Different types of meetings

When you are sitting down with your clients you should view it as a "real time marketing meeting" with real people. This is an opportunity to position how people feel about you, your firm and your product. There are three types of "real time marketing meetings" that you will have. It is important to know the types of meetings and to stay the proper course.

1. Information.
This is where you will be downloading as much quality information/date as necessary to get a point across to the client. You may dress it up as a conversation, but understand the primary objecting is to inform.

2. Gathering.
This is meeting where your are trying to gather as much information as possible from the client to build a quality action plan. You are soliciting direction and ideas from the client. This meeting is about them, not you.

3. Permission.
This is where you are trying to "close" the client on and idea or action plan. Your main objective it to get a "YES" answer to your proposal. While you are trying to get a "YES" answer the client also has the power to say "NO." You will need their permission to move on.

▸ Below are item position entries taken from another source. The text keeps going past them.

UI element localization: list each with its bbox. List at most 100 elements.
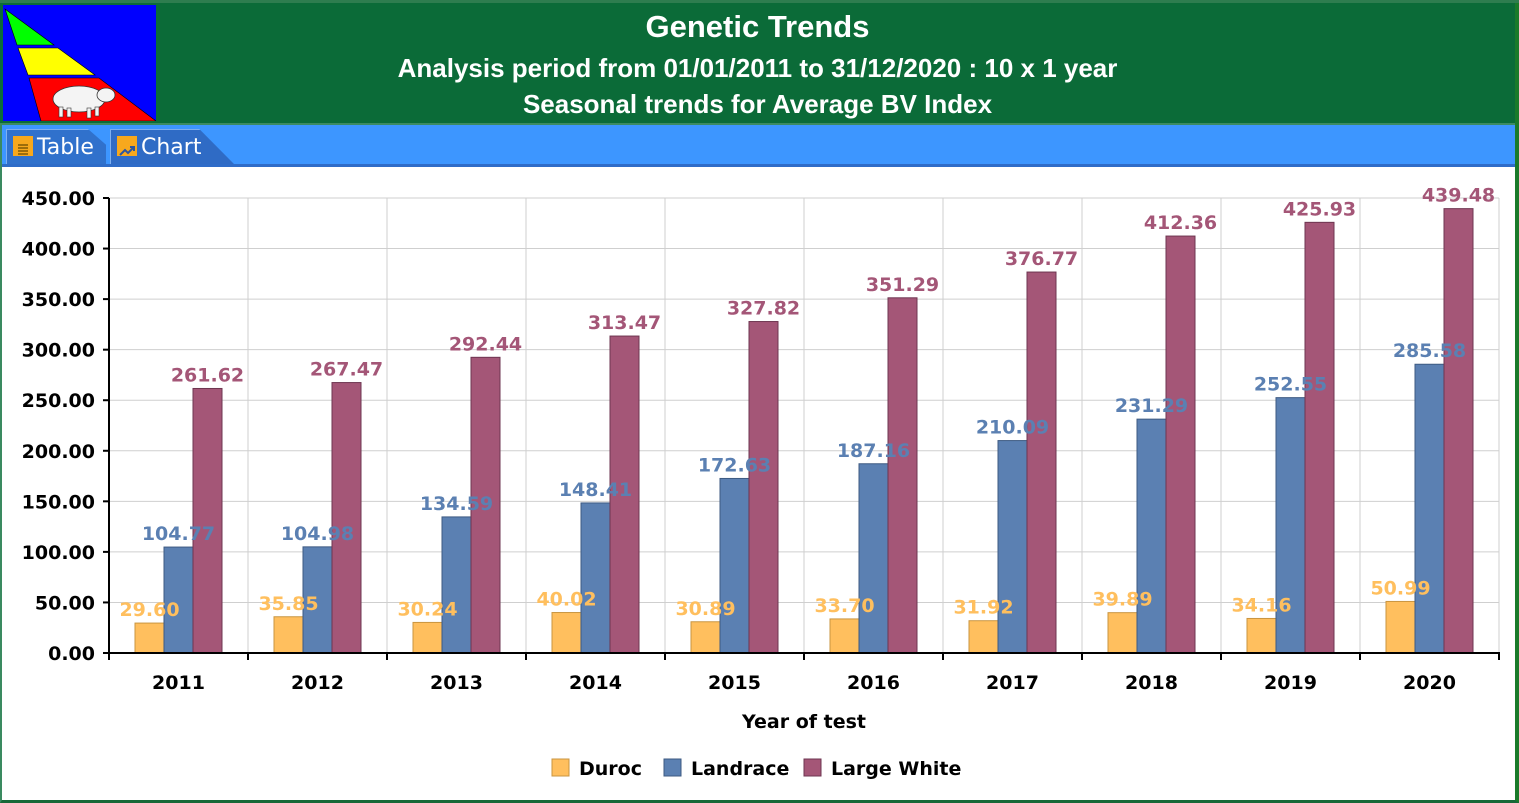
- page-title: Genetic Trends: [645, 9, 870, 44]
- y-tick-label: 400.00: [22, 239, 95, 261]
- data-label: 30.89: [675, 598, 735, 620]
- y-tick-label: 150.00: [22, 491, 95, 513]
- bar-landrace-2011: [163, 546, 194, 654]
- x-tick-label: 2019: [1264, 672, 1317, 694]
- legend-label: Large White: [831, 758, 961, 780]
- data-label: 34.16: [1231, 594, 1291, 616]
- bar-landrace-2014: [580, 502, 611, 654]
- data-label: 134.59: [420, 493, 493, 515]
- bar-duroc-2011: [134, 622, 165, 654]
- y-tick-label: 450.00: [22, 188, 95, 210]
- data-label: 210.09: [976, 417, 1049, 439]
- report-header: Genetic Trends Analysis period from 01/0…: [0, 3, 1515, 125]
- legend-swatch: [551, 758, 570, 777]
- y-tick-label: 250.00: [22, 390, 95, 412]
- data-label: 33.70: [814, 595, 874, 617]
- chart-icon: [117, 136, 137, 156]
- bar-duroc-2015: [690, 621, 721, 654]
- bar-large-white-2015: [748, 321, 779, 654]
- data-label: 439.48: [1422, 185, 1495, 207]
- data-label: 172.63: [698, 454, 771, 476]
- legend-swatch: [663, 758, 682, 777]
- x-tick-label: 2011: [152, 672, 205, 694]
- bar-large-white-2018: [1165, 235, 1196, 654]
- data-label: 104.77: [142, 523, 215, 545]
- y-axis-ticks: 0.00 50.00 100.00 150.00 200.00 250.00 300.00 3…: [22, 188, 109, 665]
- bar-duroc-2020: [1385, 600, 1416, 654]
- data-labels: 29.60 35.85 30.24 40.02 30.89 33.70 31.92 39.89…: [119, 185, 1495, 621]
- tab-bar: Table Chart: [2, 125, 1515, 167]
- data-label: 267.47: [310, 359, 383, 381]
- bar-landrace-2017: [997, 440, 1028, 654]
- bar-duroc-2014: [551, 612, 582, 654]
- data-label: 261.62: [171, 364, 244, 386]
- bar-landrace-2013: [441, 516, 472, 654]
- chart-subtitle: Seasonal trends for Average BV Index: [522, 89, 993, 119]
- data-label: 29.60: [119, 599, 179, 621]
- bar-large-white-2016: [887, 297, 918, 654]
- legend-item-large-white[interactable]: Large White: [803, 758, 961, 780]
- tab-table-label: Table: [37, 135, 94, 160]
- x-tick-label: 2014: [569, 672, 622, 694]
- y-tick-label: 350.00: [22, 289, 95, 311]
- legend-item-duroc[interactable]: Duroc: [551, 758, 642, 780]
- bar-landrace-2018: [1136, 418, 1167, 654]
- x-tick-label: 2015: [708, 672, 761, 694]
- data-label: 376.77: [1005, 248, 1078, 270]
- data-label: 39.89: [1092, 589, 1152, 611]
- tab-table[interactable]: Table: [6, 129, 106, 164]
- legend-label: Duroc: [579, 758, 642, 780]
- tab-chart[interactable]: Chart: [110, 129, 234, 164]
- data-label: 35.85: [258, 593, 318, 615]
- bar-landrace-2015: [719, 477, 750, 654]
- bar-large-white-2014: [609, 335, 640, 654]
- top-border: [0, 0, 1519, 3]
- data-label: 292.44: [449, 333, 522, 355]
- bar-large-white-2017: [1026, 271, 1057, 654]
- data-label: 50.99: [1370, 577, 1430, 599]
- table-icon: [13, 136, 33, 156]
- x-axis-ticks: 2011 2012 2013 2014 2015 2016 2017 2018 2019 2020: [108, 653, 1500, 694]
- y-tick-label: 100.00: [22, 542, 95, 564]
- data-label: 231.29: [1115, 395, 1188, 417]
- data-label: 31.92: [953, 597, 1013, 619]
- x-tick-label: 2017: [986, 672, 1039, 694]
- bar-duroc-2012: [273, 616, 304, 654]
- bar-large-white-2020: [1443, 208, 1474, 654]
- data-label: 104.98: [281, 523, 354, 545]
- x-tick-label: 2013: [430, 672, 483, 694]
- data-label: 313.47: [588, 312, 661, 334]
- x-tick-label: 2012: [291, 672, 344, 694]
- bar-large-white-2019: [1304, 221, 1335, 654]
- bar-large-white-2011: [192, 387, 223, 654]
- bar-duroc-2017: [968, 620, 999, 654]
- legend-label: Landrace: [691, 758, 789, 780]
- x-tick-label: 2018: [1125, 672, 1178, 694]
- x-tick-label: 2020: [1403, 672, 1456, 694]
- logo-graphic: [4, 8, 157, 122]
- bar-duroc-2016: [829, 618, 860, 654]
- data-label: 412.36: [1144, 212, 1217, 234]
- y-tick-label: 0.00: [48, 643, 95, 665]
- x-tick-label: 2016: [847, 672, 900, 694]
- legend: Duroc Landrace Large White: [551, 758, 961, 780]
- y-tick-label: 200.00: [22, 441, 95, 463]
- data-label: 425.93: [1283, 198, 1356, 220]
- y-tick-label: 50.00: [35, 592, 95, 614]
- logo-green-band: [4, 8, 55, 46]
- bar-duroc-2013: [412, 621, 443, 654]
- data-label: 285.58: [1393, 340, 1466, 362]
- tab-chart-label: Chart: [141, 135, 202, 160]
- data-label: 327.82: [727, 298, 800, 320]
- pig-pyramid-logo: [3, 5, 157, 122]
- bar-duroc-2019: [1246, 617, 1277, 654]
- logo-yellow-band: [17, 47, 96, 76]
- data-label: 40.02: [536, 589, 596, 611]
- bar-landrace-2016: [858, 463, 889, 654]
- legend-item-landrace[interactable]: Landrace: [663, 758, 789, 780]
- data-label: 351.29: [866, 274, 939, 296]
- pig-icon: [52, 85, 116, 119]
- data-label: 148.41: [559, 479, 632, 501]
- bar-large-white-2012: [331, 382, 362, 654]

It is important not to confuse the different types of meetings. Know what you are trying to accomplish and stay on task. If you jump around within a meeting the client will get confused and the meeting will get messy. It is also important that the client stays on course. If at any time you feel the client is drifting into a different type of meeting...Stop. Review what you have accomplished so far in the meeting and move the meeting back in the right direction.

In your "real time marketing meeting" you are either informing, gathering knowledge or soliciting permission from a client. You need to set your course and stay on task. Clients like meetings with direction and will respect your ability to run a focused conversation. In the world of wholesaling we are always marketing ourself, our firm and our products. View our client meetings as "real time marketing meetings." How are you marketing yourself?